Seu Chanceler executa até antigos aliados. Com a perda da figura paterna, a pequena Eve é deixada à míngua até ela ser adotada pela organização de John Wick, a Alta Cúpula, reunida envolta do Hotel Continental pelo Zé Pelintra Winston (Ian McShane). A guria é confiada a uma de suas agregadas, a célula de assassinos Ruska Roma, chefiada pela coreógrafa (e bandida) A Diretora, um trem-ruim que Anjelica Huston encarna com elegância a borbulhar. Treinada para matar, Eve é solta pelo mundo e passa a diminuir a densidade populacional da Terra mando de sua patroa. Numa tarefa, ela esbarra com o Chanceler e decide se vingar, o que a faz cair em desgraça aos olhos da Ruska Roma. Não por acaso, Wick, o Baba Yaga em pessoa, é escalado para dar cabo dela, num enredo que se passa antes do quarto longa da série com Keanu, lançado em 2023.

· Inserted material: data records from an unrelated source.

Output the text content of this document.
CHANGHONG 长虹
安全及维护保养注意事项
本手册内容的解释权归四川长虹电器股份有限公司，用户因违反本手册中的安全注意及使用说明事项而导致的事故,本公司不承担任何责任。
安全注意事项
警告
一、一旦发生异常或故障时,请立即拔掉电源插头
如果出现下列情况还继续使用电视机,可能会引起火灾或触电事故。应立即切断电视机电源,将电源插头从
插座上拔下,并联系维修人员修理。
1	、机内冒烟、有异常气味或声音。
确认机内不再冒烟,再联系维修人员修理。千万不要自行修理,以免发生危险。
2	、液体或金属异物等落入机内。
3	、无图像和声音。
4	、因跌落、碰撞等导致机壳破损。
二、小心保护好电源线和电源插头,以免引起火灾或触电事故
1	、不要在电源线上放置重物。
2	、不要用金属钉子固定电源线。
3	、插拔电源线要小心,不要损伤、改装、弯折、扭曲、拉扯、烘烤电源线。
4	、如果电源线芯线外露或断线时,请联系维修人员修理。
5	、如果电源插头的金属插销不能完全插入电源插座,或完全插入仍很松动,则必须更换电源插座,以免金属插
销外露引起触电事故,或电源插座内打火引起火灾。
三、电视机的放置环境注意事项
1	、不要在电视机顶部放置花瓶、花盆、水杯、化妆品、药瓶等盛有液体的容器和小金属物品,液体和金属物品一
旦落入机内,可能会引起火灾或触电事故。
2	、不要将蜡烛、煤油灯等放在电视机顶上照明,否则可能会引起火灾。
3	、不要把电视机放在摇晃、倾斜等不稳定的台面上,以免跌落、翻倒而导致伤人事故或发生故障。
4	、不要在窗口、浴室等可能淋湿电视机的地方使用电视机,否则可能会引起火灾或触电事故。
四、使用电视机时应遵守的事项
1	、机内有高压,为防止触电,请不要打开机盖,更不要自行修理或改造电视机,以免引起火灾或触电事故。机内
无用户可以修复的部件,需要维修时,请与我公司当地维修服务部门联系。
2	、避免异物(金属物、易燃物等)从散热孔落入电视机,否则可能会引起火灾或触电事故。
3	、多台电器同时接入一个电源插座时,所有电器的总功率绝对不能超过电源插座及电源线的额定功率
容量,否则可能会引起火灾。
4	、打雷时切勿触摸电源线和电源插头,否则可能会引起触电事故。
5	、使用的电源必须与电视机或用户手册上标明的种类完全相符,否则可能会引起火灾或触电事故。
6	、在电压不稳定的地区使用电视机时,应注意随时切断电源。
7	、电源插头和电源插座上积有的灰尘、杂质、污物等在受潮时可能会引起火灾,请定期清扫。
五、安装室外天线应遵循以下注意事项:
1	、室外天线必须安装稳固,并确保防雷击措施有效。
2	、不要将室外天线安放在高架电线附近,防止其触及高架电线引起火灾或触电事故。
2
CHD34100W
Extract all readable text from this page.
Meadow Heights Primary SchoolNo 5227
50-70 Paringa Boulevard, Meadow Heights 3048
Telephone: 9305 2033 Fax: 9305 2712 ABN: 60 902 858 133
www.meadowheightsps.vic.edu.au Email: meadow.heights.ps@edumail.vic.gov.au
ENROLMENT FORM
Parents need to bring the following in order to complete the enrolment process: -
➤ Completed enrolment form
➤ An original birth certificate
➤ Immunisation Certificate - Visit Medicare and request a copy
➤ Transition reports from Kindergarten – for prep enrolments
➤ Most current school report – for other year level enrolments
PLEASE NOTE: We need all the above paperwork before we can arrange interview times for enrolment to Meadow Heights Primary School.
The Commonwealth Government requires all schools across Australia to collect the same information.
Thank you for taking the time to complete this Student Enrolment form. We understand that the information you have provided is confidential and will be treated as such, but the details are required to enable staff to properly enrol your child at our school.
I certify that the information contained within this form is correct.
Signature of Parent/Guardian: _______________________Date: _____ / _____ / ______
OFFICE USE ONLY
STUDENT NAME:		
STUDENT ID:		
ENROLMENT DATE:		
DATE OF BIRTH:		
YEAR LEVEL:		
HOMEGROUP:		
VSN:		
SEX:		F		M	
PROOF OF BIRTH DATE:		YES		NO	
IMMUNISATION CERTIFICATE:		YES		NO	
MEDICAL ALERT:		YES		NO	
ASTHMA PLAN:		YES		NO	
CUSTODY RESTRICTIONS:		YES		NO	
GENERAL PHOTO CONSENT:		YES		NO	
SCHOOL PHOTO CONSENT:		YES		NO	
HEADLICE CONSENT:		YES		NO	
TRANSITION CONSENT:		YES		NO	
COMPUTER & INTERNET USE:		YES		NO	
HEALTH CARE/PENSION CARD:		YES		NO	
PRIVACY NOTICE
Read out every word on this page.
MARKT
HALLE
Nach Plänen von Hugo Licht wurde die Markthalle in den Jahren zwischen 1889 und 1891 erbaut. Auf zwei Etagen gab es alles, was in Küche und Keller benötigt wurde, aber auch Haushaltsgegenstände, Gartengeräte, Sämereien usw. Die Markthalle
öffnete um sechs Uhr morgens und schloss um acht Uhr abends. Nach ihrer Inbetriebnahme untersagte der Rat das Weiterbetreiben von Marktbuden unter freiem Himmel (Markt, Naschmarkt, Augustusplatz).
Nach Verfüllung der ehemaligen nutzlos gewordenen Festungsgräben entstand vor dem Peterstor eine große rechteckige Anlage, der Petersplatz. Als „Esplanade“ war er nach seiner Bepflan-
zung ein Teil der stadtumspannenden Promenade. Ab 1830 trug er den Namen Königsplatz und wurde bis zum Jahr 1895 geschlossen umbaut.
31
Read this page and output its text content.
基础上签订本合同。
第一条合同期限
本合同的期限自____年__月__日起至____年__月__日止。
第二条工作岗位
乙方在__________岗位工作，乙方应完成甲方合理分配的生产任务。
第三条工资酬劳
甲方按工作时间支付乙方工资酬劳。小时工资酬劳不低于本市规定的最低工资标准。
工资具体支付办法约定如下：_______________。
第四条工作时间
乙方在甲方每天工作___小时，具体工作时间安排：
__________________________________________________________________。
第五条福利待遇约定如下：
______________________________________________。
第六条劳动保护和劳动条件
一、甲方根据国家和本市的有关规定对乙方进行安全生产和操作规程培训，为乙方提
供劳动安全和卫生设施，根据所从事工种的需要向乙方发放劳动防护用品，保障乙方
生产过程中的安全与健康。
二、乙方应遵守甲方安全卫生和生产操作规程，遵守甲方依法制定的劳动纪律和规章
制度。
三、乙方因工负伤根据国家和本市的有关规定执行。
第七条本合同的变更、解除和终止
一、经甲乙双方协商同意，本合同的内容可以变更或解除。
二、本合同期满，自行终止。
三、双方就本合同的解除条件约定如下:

Nessa corrida para escapar do Bicho-Papão Wick e eliminar seus desafetos, ela tromba com uma matadora misteriosa (Lena, vivida pela colombiana Catalina Sandino Moreno, indicada ao Oscar por "Maria Cheia de Graça"), que carrega segredos tristes de seu passado. Ali, uma nova modalidade dramatúrgica de Glória Pérez com "Rambo" se desenha, garantindo ao circuitão um estudo sobre o ódio, vigoroso no script e vigoroso plasticamente. É um Wiseman para ficar para a posteridade, com Fabiana Aveiro a dublar Ana de Armas e com Reynaldo Buzzoni na dublagem de Keanu. Taí um filmaço.